France

Alcool : interdiction inédite en France face à la canicule extrême

Le préfet de police de Paris a interdit, dès ce vendredi 26 juin à midi, la consommation d’alcool dans les espaces publics et sa vente à emporter à partir de 18h, pour soulager des hôpitaux saturés par la canicule.

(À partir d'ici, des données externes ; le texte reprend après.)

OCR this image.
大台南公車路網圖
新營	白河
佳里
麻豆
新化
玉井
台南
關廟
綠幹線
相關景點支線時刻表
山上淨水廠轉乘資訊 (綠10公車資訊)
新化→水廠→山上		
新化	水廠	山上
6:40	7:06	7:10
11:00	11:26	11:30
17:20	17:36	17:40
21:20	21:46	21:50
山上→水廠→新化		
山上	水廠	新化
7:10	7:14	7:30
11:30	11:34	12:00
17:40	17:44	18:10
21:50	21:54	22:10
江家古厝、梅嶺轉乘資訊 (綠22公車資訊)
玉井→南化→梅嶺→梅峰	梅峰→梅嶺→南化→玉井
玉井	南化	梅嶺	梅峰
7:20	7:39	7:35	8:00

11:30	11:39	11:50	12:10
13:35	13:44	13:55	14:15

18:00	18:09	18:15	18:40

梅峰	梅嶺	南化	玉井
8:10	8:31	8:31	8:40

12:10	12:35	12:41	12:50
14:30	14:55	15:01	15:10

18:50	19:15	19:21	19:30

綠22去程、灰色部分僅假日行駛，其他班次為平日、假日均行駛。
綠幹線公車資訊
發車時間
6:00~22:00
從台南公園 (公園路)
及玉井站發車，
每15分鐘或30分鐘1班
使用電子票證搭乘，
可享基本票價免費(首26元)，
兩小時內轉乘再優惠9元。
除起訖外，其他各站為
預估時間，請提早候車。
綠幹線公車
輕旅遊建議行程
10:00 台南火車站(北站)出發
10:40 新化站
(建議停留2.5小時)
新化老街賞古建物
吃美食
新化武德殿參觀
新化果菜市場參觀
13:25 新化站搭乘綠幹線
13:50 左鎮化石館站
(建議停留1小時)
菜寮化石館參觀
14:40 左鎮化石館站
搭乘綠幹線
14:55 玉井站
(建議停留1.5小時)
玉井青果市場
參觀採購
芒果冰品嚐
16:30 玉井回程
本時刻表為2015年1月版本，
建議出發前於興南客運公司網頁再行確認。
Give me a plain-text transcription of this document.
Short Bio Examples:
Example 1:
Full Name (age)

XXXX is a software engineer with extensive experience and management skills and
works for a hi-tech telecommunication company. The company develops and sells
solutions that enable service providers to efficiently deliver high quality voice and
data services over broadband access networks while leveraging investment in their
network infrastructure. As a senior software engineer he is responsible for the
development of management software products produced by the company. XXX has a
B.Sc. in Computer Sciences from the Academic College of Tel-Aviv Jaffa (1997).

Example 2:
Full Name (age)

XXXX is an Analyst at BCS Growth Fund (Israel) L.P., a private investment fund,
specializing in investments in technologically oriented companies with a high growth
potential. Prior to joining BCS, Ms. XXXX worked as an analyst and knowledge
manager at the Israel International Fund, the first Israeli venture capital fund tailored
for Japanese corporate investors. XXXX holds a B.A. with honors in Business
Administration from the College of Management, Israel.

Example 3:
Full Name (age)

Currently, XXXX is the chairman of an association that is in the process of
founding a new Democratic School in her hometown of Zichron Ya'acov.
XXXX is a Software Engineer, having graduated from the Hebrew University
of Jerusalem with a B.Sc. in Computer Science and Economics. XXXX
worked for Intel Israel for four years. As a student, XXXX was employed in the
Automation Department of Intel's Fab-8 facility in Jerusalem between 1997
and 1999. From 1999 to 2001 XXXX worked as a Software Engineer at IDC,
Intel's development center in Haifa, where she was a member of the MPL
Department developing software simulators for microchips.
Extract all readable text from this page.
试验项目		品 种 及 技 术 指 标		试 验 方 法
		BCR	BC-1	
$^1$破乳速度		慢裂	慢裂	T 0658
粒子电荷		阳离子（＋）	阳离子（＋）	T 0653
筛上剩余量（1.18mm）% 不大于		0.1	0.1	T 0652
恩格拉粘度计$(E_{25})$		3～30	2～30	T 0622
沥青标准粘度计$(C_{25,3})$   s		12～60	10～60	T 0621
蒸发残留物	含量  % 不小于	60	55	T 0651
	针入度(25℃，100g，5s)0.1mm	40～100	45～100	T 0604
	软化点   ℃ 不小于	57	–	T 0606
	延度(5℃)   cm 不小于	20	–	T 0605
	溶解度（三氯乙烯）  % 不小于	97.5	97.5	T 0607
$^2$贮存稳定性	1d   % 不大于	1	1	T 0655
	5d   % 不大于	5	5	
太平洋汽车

Face à une vague de chaleur historique qui pousse le système de santé parisien dans ses derniers retranchements, les autorités ont pris une mesure exceptionnelle et temporaire.

 

Saturation hospitalière et « effets dévastateurs » de l’alcool

Le préfet de police Patrice Faure a justifié cette décision inédite par la saturation des établissements hospitaliers à Paris et en petite couronne. « Nous arrivons à saturation », a-t-il déclaré, soulignant que « le nombre d’hospitalisations ne cesse d’augmenter ». « Je dois faire en sorte que la pression baisse ».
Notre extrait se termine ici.